Facing dental fears is healthier than avoiding trips to the dentist

Facing dental fears is healthier than avoiding trips to the dentist

 

It’s not uncommon for people to avoid the dentist for a common reason – fear. An estimated five to eight percent of Americans do it all the time, according to the Dental Fears Research Clinic at the University of Washington. And as many as 20 percent are so anxious about stepping inside a dentist office that they delay it until they have a significant dental problem that drives them there.

Dr. Peter Milgrom, D.D.S., who directs the Washington university’s program, specializes in treating patients whose fear of seeing a dentist is particularly severe. He’s written a book about them entitled Treating Fearful Dental Patients. If there’s one thing they have in common, he told WebMD.com, it’s that as many as two-thirds blame their intense fear of dentistry on a previous bad experience they had visiting a dentist.

The center treats children as well as adults, because many people who are afraid of the dentist have been fearful of having dental work done since they were youngsters.

Whatever their experience, patients who are afraid to go to the dentist office are often apprehensive about similar things. They see ominous-looking machinery hovering over them while they are stretched back and tense in an uncomfortable position with no easy way to get away. Someone they may not know every well is sticking sharp instruments into their mouths.

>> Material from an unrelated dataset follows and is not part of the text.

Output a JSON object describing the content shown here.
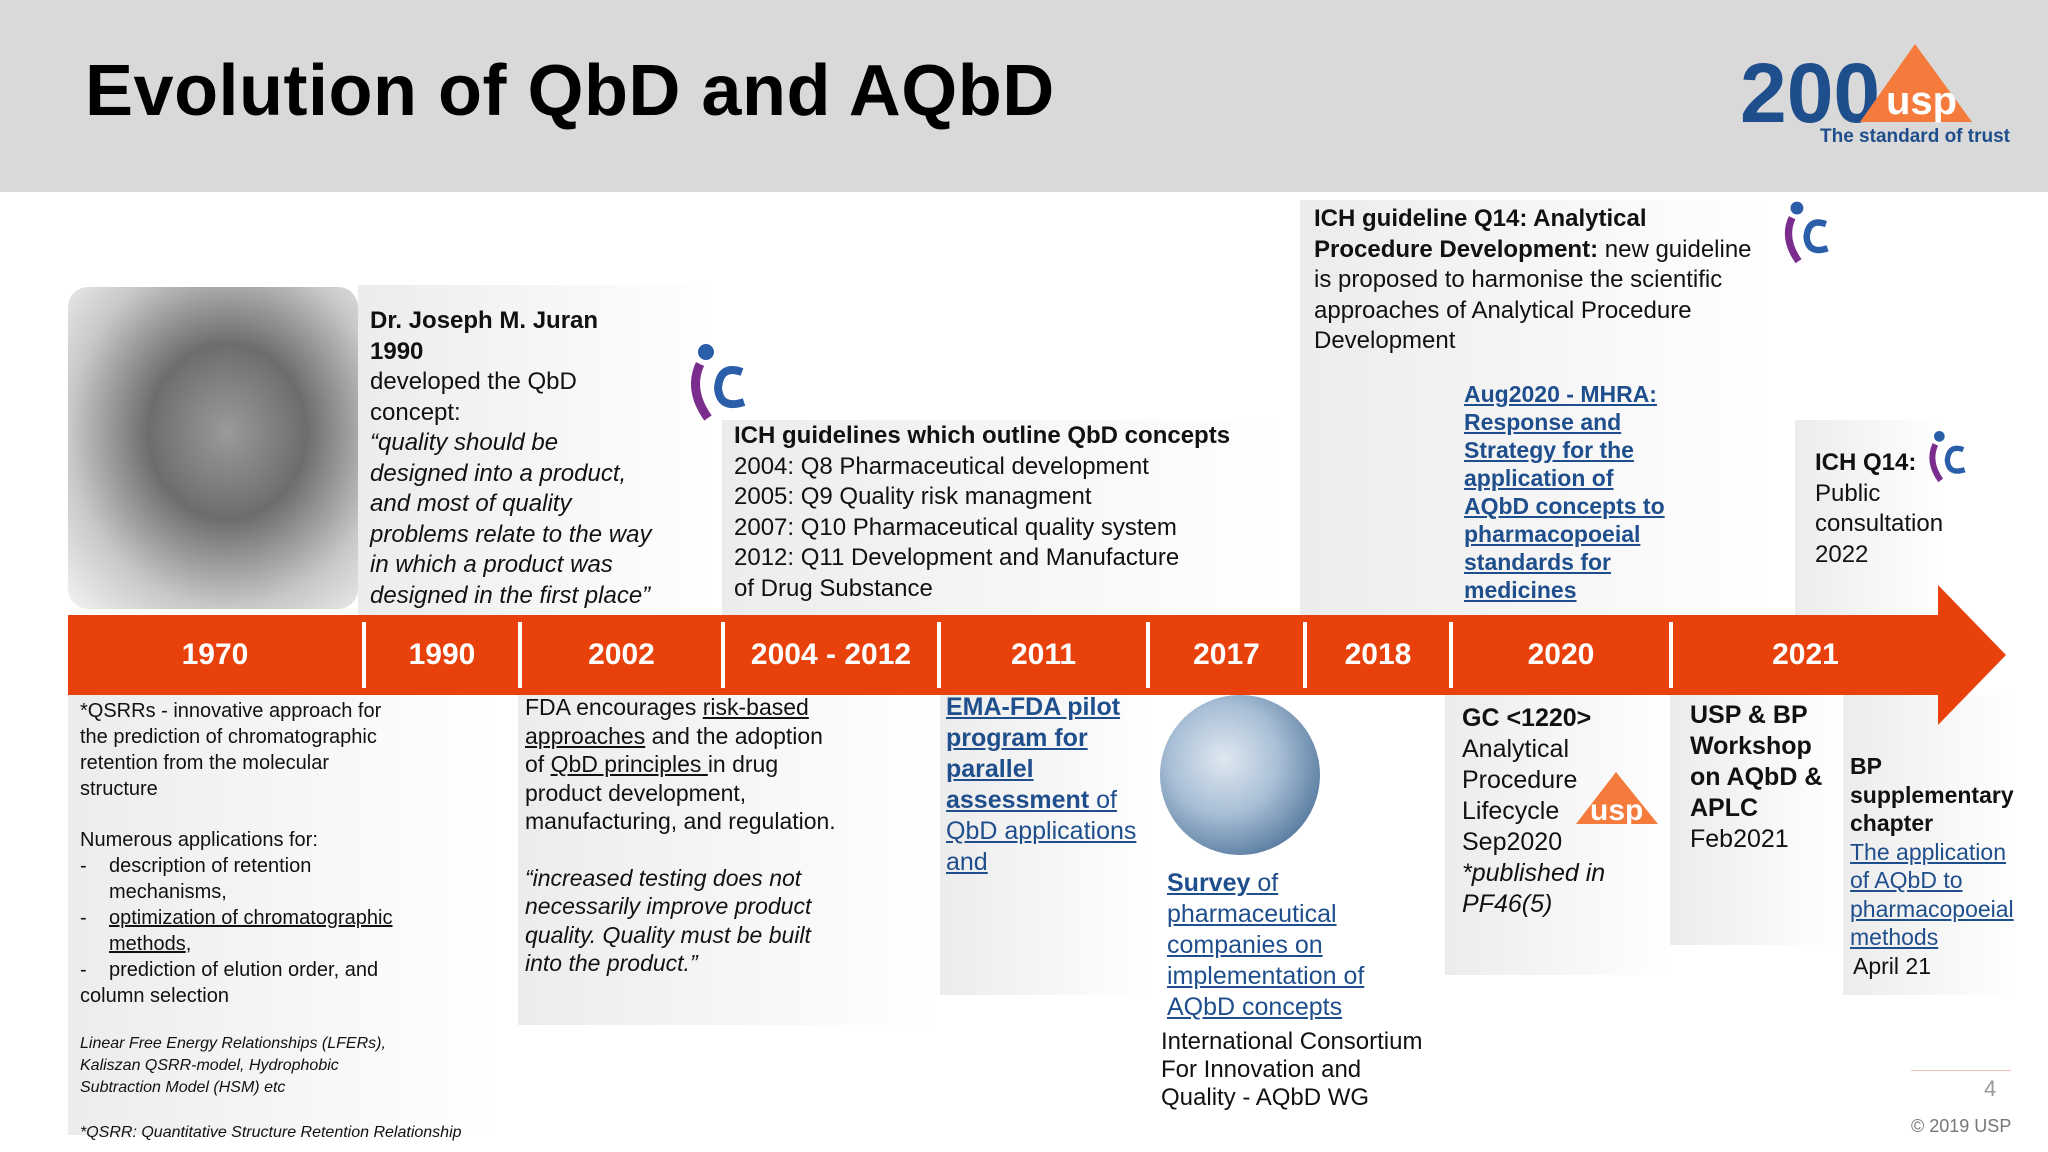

But these descriptions, while true, don’t have to be negative. Patients can talk out their fears with their dentist ahead of time. They can ask to have a dental assistant explain what the overhanging machinery does. By raising their hands when they are particularly uncomfortable or scared, they can get a short break from the dental work that’s under way.

Coping strategies
Staying away from the dentist is probably the worst way to deal with such fears. Not having regular check-ups increases the chance of tooth decay and other dental problems that will only require more time in the dentist chair, more expense and possibly more discomfort.

There are a number of coping strategies that can be tried by someone to push their fears away during dental work. Light meditation techniques include breathing deeply and slowly to ease tension while focusing on something completely outside the immediate environment. Some people relax by listening to music on an iPod. Others may distract themselves by constructing a scenario in their minds, such as redesigning a room at home.

Allaying children’s fears
Parents should be careful not to pass on their fear of dental work to their children. Shielding them from this anxiety will help them accept visits to their pediatric dentist as a regular part of taking care of themselves.

It’s also important to be honest with youngsters. They may experience some discomfort, so it’s best not to promise them that nothing will hurt. But stressing the good health and cleanliness that comes from a visit to the dentist will help them see it as a positive experience.

The best dentist for a child is one who addresses the youngster in a friendly tone, possibly telling them a story or starting a conversation on their level to ease their anxiousness, states WebMD. That helps to draw attention away from the procedure and develop trust in the practitioner. Praising the child’s patience and good behavior also helps to make them comfortable with their surroundings.

There are also many children’s books available that are about a trip to the dentist, making the experience sound like it should be part of a child’s normal routine. Such books describe dentistry in ways that children will understand and can prepare them for all aspects of an upcoming visit.